You might might also wanna consider using the mainline kernel instead of the older sunxi 3.4 kernel. It seems to improve performance noticably even if you don't tweak a lot.|
I'm running Kernel 4.0.0-rc7 at the moment. I haven't done extensive performance comparisons yet (and probably won't have time to do so in the next days either), but some quick tests showed that even without the tweaks applied to /etc/rc.local as described in this thread, the mainline kernel almost maxes out the performance of my USB harddrive (27-29MB/s reading and 30-31MB/s writing).
This is interesting, especially when you consider that the maximum CPU frequency with the latest mainline Kernel is limited to 960MHz at the moment (this is true for version 4.0-rc6 and higher, unless you change the limits in the device tree files yourself), whereas the older tests on a 3.4 kernel were done at 1008MHz.
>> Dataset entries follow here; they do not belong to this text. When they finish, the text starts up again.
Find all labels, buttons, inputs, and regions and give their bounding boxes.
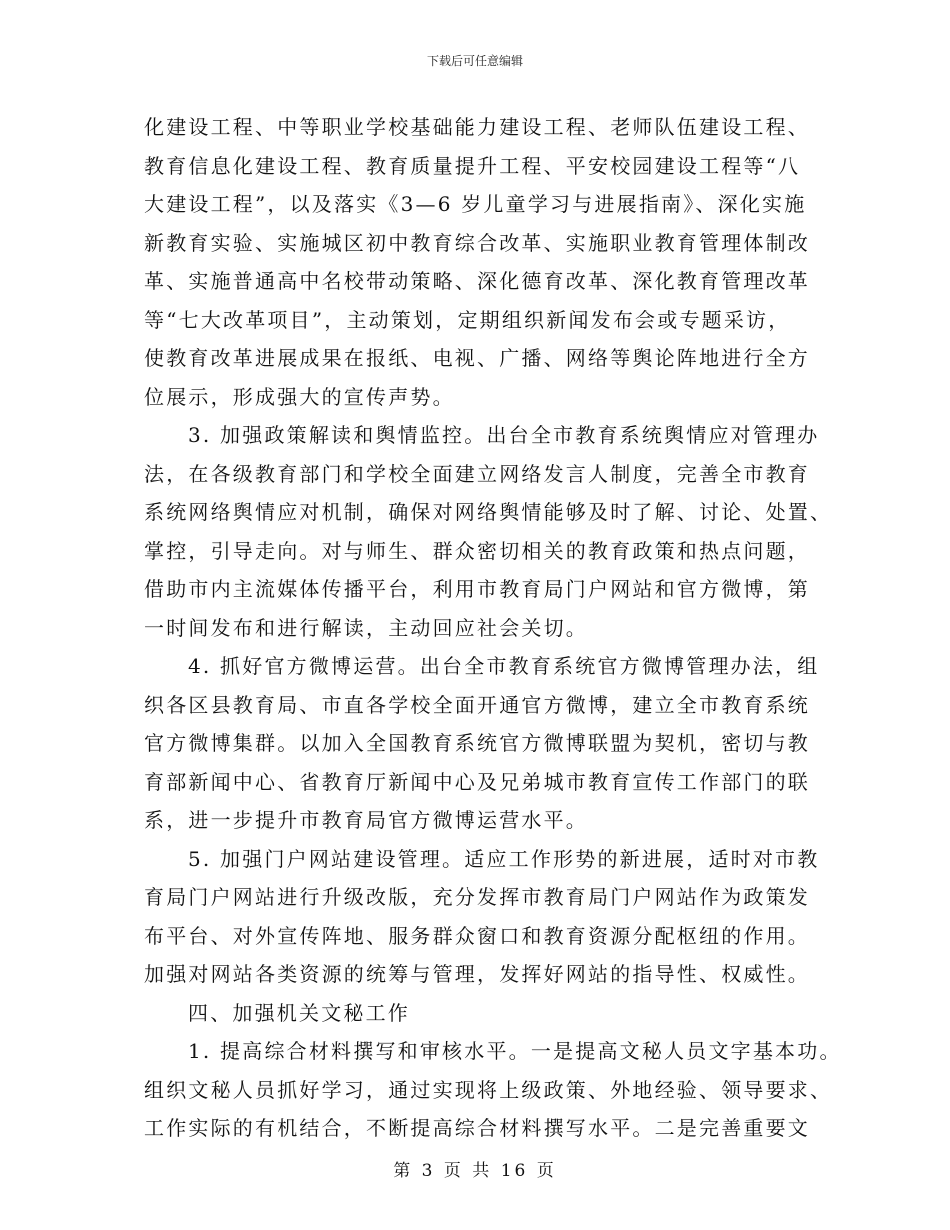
text-line: 组织文秘人员抓好学习，通过实现将上级政策、外地经验、领导要求、 [144,1077,833,1102]
text-line: 一时间发布和进行解读，主动回应社会关切。 [144,615,588,640]
text-line: 革、实施普通高中名校带动策略、深化德育改革、深化教育管理改革 [144,269,810,293]
paragraph-start-line: 3. 加强政策解读和舆情监控。出台全市教育系统舆情应对管理办 [188,423,820,447]
text-line: 大建设工程”，以及落实《3—6 岁儿童学习与进展指南》、深化实施 [144,192,807,216]
text-line: 育局门户网站进行升级改版，充分发挥市教育局门户网站作为政策发 [144,885,810,909]
paragraph-start-line: 4. 抓好官方微博运营。出台全市教育系统官方微博管理办法，组 [188,654,820,678]
text-line: 使教育改革进展成果在报纸、电视、广播、网络等舆论阵地进行全方 [144,346,810,370]
text-line: 化建设工程、中等职业学校基础能力建设工程、老师队伍建设工程、 [144,115,810,139]
text-line: 法，在各级教育部门和学校全面建立网络发言人制度，完善全市教育 [144,461,810,486]
text-line: 布平台、对外宣传阵地、服务群众窗口和教育资源分配枢纽的作用。 [144,923,810,948]
document-body [144,108,842,1148]
text-line: 加强对网站各类资源的统筹与管理，发挥好网站的指导性、权威性。 [144,962,810,986]
text-line: 织各区县教育局、市直各学校全面开通官方微博，建立全市教育系统 [144,692,810,717]
text-line: 工作实际的有机结合，不断提高综合材料撰写水平。二是完善重要文 [144,1116,810,1140]
text-line: 位展示，形成强大的宣传声势。 [144,384,455,409]
text-line: 教育信息化建设工程、教育质量提升工程、平安校园建设工程等“八 [144,153,801,178]
section-heading: 四、加强机关文秘工作 [188,1000,410,1025]
text-line: 掌控，引导走向。对与师生、群众密切相关的教育政策和热点问题， [144,538,810,563]
text-line: 系统网络舆情应对机制，确保对网络舆情能够及时了解、讨论、处置、 [144,500,833,524]
text-line: 系，进一步提升市教育局官方微博运营水平。 [144,808,588,832]
text-line: 新教育实验、实施城区初中教育综合改革、实施职业教育管理体制改 [144,230,810,255]
page-header: 下载后可任意编辑 [426,54,523,68]
page-footer: 第 3 页 共 16 页 [393,1161,557,1181]
text-line: 育部新闻中心、省教育厅新闻中心及兄弟城市教育宣传工作部门的联 [144,769,810,794]
paragraph-start-line: 1. 提高综合材料撰写和审核水平。一是提高文秘人员文字基本功。 [188,1039,842,1063]
text-line: 官方微博集群。以加入全国教育系统官方微博联盟为契机，密切与教 [144,731,810,755]
paragraph-start-line: 5. 加强门户网站建设管理。适应工作形势的新进展，适时对市教 [188,846,820,871]
text-line: 借助市内主流媒体传播平台，利用市教育局门户网站和官方微博，第 [144,577,810,601]
text-line: 等“七大改革项目”，主动策划，定期组织新闻发布会或专题采访， [144,307,791,332]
It's planned to reintroduce higher frequencies later again, so there is still headroom for slight improvement in this respect - and of course you can add the tweaks suggested by tkaiser on top of that.
As I said, I haven't done extensive testing. But the tests were done using the same rootfs. The only things that differed were, the Kernel version obviously, the U-Boot version (mainline U-Boot 2015.04-rc3) and that the older tweaks in /etc/rc.local were commented out (since I wasn't sure whether the device nodes/naming would be the same and I also wanted to see how the mainline Kernel behaves in general with regards to mult-threading and IRQ handling). The samba version and configuration were identical.
My main reason to switch to the mainline kernel is to have an easier way of updating the kernel without manually updating the 3.4 kernel sources and deal with merge conflicts, etc. So, it's a nice sideeffect to see that there are also performance improvements.